3. In standing postures, the wall can allow for greater range of motion. An example of this is Ardha Chandrasana (Half Moon Pose). Practicing the pose with your back against the wall allows you to really rotate in the torso and stack your shoulders and hips. You can rotate fully by opening up into the wall. This degree of rotation can be difficult while balancing on one leg! Another variation is to place the lifted back foot against the wall. The contact of the foot against the wall is a great reminder to keep the “life” in the back leg and to strongly extend through the heel, providing extra support that allows the body to open more fully.
However, one of the ultimate uses of the wall in your yoga practice is with a wall rope system. Rope work is called “Yoga Kurunta” and is often associated with the Iyengar school of yoga. Kuranta is loosely translated as a puppet, or a wood doll supported by strings. In Geeta Iyengar’s book, “Yoga: A Gem for Women,” she states, “In Yoga Kurunta, one learns to manipulate oneself in the various yoga postures by means of a suspended rope as if one were a puppet.

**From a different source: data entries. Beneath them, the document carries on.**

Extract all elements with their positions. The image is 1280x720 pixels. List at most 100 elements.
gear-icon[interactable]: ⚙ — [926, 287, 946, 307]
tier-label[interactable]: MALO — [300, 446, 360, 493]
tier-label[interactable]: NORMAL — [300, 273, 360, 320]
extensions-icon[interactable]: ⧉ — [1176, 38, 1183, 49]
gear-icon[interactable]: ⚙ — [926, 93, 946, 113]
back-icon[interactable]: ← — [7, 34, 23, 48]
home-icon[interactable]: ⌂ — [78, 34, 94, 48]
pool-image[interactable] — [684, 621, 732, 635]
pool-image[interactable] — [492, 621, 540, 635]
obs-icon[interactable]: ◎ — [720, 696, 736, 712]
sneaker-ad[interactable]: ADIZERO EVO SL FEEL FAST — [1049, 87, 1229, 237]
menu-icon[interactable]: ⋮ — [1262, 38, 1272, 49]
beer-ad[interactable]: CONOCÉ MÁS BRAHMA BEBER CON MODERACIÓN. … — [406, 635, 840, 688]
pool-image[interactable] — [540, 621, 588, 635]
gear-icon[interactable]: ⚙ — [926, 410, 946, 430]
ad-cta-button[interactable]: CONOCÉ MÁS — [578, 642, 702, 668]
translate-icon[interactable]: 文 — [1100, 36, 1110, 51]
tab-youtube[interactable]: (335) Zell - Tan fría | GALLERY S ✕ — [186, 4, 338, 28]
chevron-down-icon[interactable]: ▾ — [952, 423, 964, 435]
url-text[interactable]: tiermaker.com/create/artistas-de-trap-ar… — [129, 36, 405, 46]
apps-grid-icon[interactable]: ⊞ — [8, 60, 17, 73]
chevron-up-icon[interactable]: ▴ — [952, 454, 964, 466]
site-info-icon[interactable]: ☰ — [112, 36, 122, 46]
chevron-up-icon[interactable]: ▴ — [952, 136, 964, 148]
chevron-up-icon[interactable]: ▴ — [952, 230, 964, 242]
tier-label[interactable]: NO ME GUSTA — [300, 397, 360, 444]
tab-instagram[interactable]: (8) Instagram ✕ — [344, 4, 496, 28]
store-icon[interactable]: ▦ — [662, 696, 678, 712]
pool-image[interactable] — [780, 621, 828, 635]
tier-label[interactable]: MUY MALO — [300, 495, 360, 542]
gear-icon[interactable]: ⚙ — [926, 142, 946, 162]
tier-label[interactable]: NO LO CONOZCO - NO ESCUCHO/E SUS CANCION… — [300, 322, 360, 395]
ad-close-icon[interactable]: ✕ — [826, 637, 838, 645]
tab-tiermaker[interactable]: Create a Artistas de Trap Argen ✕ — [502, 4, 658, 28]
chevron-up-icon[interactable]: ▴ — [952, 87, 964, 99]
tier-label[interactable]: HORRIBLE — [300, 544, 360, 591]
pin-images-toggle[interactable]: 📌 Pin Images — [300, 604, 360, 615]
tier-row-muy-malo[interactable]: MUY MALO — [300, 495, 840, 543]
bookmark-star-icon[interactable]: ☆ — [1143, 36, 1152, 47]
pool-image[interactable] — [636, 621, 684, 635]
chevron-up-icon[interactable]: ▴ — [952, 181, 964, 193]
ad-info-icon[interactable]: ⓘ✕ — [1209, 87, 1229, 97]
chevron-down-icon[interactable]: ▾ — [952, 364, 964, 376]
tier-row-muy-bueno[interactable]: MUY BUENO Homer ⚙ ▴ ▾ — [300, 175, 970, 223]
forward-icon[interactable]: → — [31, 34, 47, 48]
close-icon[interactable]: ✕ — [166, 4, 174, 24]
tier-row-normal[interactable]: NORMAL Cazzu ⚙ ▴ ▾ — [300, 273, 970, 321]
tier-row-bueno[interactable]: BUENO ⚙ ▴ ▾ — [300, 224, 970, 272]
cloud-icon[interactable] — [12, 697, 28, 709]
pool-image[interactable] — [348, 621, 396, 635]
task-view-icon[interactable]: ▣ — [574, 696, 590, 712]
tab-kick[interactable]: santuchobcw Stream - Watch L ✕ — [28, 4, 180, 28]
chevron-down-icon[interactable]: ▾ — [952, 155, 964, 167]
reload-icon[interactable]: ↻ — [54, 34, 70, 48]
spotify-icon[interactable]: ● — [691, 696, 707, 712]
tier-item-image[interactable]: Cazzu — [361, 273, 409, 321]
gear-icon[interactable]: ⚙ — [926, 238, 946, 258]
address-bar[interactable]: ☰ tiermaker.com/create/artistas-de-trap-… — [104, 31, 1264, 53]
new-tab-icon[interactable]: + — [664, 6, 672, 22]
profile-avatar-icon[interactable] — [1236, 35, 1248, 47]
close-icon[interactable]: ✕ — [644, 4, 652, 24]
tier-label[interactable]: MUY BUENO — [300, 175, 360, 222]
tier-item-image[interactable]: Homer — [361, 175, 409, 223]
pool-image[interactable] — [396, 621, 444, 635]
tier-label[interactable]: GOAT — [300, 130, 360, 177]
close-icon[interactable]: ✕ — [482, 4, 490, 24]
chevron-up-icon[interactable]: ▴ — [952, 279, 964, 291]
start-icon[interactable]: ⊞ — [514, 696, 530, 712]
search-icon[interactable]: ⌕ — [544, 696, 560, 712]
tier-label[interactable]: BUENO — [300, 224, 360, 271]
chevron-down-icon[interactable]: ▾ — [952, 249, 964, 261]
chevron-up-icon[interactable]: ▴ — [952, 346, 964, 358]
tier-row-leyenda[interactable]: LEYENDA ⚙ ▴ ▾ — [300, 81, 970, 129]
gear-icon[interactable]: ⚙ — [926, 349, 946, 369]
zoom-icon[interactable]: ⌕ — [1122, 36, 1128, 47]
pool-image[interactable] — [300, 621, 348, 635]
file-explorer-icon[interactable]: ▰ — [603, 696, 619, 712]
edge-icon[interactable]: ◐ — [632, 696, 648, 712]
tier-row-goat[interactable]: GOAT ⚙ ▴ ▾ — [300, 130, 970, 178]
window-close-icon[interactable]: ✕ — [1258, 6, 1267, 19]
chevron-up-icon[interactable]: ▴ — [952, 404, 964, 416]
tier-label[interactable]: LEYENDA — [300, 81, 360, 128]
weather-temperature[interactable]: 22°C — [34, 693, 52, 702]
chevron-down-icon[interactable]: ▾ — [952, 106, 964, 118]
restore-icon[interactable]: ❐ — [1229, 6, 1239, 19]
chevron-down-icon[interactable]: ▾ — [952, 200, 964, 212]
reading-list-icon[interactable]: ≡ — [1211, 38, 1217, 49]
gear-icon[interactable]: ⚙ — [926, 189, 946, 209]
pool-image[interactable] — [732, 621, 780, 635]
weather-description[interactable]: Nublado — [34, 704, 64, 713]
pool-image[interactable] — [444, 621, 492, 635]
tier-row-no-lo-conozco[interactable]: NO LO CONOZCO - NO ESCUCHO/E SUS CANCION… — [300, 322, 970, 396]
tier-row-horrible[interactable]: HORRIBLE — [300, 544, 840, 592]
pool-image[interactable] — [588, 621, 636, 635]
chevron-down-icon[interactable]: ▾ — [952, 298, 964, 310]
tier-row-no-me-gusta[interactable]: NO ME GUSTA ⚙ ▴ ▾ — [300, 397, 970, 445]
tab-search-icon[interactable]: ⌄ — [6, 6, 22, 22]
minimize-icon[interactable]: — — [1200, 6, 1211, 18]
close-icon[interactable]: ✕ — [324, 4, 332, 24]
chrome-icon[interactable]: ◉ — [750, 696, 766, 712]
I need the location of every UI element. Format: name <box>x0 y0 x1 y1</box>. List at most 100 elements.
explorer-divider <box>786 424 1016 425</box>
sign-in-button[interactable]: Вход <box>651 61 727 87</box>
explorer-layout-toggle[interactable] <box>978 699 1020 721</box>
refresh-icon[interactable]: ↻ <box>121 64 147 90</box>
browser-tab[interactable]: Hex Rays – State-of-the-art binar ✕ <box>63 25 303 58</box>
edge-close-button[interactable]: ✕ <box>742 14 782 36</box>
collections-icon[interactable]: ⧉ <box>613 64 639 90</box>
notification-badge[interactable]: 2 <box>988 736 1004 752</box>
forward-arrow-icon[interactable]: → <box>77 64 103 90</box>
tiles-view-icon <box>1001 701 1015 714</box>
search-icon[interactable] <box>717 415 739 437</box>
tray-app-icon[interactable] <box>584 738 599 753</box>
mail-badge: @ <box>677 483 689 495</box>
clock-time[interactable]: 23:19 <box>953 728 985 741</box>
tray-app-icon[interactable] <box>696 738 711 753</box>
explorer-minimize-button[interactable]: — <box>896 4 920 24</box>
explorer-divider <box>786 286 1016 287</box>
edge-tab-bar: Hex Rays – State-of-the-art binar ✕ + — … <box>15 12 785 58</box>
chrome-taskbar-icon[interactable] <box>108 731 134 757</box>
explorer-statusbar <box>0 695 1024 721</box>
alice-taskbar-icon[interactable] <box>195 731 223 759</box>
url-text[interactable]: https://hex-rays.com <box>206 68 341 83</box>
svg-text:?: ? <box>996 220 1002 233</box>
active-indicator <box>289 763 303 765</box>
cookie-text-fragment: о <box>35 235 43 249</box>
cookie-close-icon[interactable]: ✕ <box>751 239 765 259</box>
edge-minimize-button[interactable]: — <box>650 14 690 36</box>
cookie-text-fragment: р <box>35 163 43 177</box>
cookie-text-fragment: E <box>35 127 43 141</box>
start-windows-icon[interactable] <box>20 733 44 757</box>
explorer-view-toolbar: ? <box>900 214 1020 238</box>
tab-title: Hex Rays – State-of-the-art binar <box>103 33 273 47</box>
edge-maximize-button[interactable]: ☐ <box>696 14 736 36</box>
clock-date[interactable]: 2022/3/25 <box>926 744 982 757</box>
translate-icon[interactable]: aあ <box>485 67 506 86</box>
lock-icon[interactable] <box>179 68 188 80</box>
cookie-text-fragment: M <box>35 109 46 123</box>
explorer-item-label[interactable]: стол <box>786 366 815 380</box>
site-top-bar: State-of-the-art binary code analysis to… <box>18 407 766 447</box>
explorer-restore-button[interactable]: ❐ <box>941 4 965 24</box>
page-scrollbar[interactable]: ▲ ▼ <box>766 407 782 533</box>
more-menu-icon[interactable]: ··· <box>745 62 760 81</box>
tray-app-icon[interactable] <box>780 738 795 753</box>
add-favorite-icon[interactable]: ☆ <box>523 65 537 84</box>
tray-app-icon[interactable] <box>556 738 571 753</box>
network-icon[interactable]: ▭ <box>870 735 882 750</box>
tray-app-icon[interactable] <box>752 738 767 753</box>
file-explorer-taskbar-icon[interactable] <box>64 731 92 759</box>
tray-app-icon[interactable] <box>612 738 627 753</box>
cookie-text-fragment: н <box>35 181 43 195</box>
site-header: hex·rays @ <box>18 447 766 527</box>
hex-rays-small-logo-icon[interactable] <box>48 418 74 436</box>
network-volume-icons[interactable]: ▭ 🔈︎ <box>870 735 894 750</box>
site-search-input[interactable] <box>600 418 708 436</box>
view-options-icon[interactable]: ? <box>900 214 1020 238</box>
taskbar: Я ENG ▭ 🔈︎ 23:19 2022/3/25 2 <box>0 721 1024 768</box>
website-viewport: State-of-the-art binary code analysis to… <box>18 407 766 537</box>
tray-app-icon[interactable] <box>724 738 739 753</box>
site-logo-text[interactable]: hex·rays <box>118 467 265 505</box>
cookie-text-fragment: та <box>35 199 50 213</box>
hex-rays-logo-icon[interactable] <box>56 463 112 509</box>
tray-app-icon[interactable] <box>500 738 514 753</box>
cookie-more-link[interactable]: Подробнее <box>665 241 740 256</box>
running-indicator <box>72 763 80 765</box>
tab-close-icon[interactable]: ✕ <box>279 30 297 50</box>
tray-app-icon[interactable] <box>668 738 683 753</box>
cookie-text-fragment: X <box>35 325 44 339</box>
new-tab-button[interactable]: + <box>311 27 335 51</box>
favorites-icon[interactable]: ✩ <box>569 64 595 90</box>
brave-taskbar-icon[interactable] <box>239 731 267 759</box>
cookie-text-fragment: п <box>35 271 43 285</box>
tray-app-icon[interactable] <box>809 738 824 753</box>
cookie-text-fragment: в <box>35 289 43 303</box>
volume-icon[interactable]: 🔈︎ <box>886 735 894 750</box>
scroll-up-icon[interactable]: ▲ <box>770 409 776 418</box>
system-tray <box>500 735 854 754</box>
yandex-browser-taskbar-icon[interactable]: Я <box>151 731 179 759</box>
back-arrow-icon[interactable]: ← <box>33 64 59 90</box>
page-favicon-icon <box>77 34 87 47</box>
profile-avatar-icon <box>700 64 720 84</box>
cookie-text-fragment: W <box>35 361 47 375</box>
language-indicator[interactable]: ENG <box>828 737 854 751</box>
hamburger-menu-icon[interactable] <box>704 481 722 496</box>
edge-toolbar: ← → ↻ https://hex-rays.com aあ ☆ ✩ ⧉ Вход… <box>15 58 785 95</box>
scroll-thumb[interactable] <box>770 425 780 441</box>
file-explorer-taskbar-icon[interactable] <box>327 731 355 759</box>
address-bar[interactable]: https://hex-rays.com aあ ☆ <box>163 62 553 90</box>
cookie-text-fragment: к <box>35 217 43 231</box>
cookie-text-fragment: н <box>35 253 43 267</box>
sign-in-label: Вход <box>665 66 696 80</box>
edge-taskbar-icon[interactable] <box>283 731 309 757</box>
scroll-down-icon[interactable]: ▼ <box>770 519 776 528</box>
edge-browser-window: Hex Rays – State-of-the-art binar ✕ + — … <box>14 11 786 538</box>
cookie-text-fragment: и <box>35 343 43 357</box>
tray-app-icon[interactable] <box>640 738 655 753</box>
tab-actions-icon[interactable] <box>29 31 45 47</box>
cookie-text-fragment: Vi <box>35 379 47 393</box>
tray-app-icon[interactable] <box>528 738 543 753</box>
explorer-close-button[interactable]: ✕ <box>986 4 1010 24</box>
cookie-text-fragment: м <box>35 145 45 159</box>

Here the puppeteer and puppet are one, performing their own puppet show.”
Yoga Kurunta is useful for new students and experienced students alike. It can help students become more aware of the orientation and position of their body and can bring a fresh perspective and awareness to the practice.
Students can experience greater opening and expansion while still strengthening the body, and it allows the more intense postures to be safely experienced.
For example, Yoga Kurunta is especially helpful for inversions and backbends, which many people are hesitant to practice. The ropes can help one feel more stable and secure. In this variation of Sirsasana (headstand,) the body is allowed to completely release without the weight of the body resting on the head. Rope poses are especially beneficial for spine health through use of traction to relieve pressure from compressed vertebral discs.
The support and the traction allows you to feel postures in a new way. Even the most experienced practitioners have something to learn in basic postures like Triangle (Trikonsana). With the support of the ropes, one can also hold postures for a longer period of time.
The wall is a powerful tool. Whether you clear a space in your living room to use the wall, or have access to a full yoga rope system, take the opportunity to experience your yoga practice in a new supported way!